Using Formulas for Greater Control
Using a custom formula to find duplicates offers much more flexibility. The only difficulty is constructing the formula, but I’ll walk you through it.
Finding Duplicates Within a Single Range
You can use an array formula to check if any duplicates exist in a range:
=SUMPRODUCT((COUNTIF(range, range)-1)>0)
You might wonder how this is better than Conditional Formatting. The advantage is that formulas are easy to modify and enhance.
For example, you can make the formula “space-insensitive” by wrapping the ranges in a TRIM function, allowing it to find duplicates that only differ by extra spaces.
=SUMPRODUCT(--(TRIM(cell)=TRIM(range)))>1
This version checks how many times a single (trimmed) cell value appears in the (trimmed) range. If you use this as a custom rule in Conditional Formatting, it can detect these implicit duplicates.

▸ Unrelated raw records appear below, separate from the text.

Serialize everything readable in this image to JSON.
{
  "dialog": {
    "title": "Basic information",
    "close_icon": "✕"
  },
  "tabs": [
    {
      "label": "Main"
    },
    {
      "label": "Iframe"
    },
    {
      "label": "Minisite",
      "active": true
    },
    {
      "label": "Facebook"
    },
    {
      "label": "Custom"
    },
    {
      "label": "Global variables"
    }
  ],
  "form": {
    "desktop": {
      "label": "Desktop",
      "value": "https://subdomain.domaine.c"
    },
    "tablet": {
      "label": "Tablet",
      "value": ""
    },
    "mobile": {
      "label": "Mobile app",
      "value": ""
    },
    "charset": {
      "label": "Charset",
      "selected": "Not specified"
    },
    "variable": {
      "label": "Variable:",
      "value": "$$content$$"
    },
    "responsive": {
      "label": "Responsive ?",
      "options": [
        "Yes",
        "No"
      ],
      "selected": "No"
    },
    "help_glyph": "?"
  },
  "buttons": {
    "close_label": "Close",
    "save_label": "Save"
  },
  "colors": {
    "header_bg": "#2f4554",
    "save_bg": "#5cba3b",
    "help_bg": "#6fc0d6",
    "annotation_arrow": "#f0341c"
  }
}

Pro Tip: When using this in Conditional Formatting, use absolute references for the range (e.g., $A$1:$B$4) but a relative reference for the target cell (e.g., A1). This allows the rule to check each cell individually against the entire range.
A Faster Solution: The SEM Tools Add-in
I used to spend a significant amount of time using the methods above. While they work, I found them to be too time-consuming for regular use.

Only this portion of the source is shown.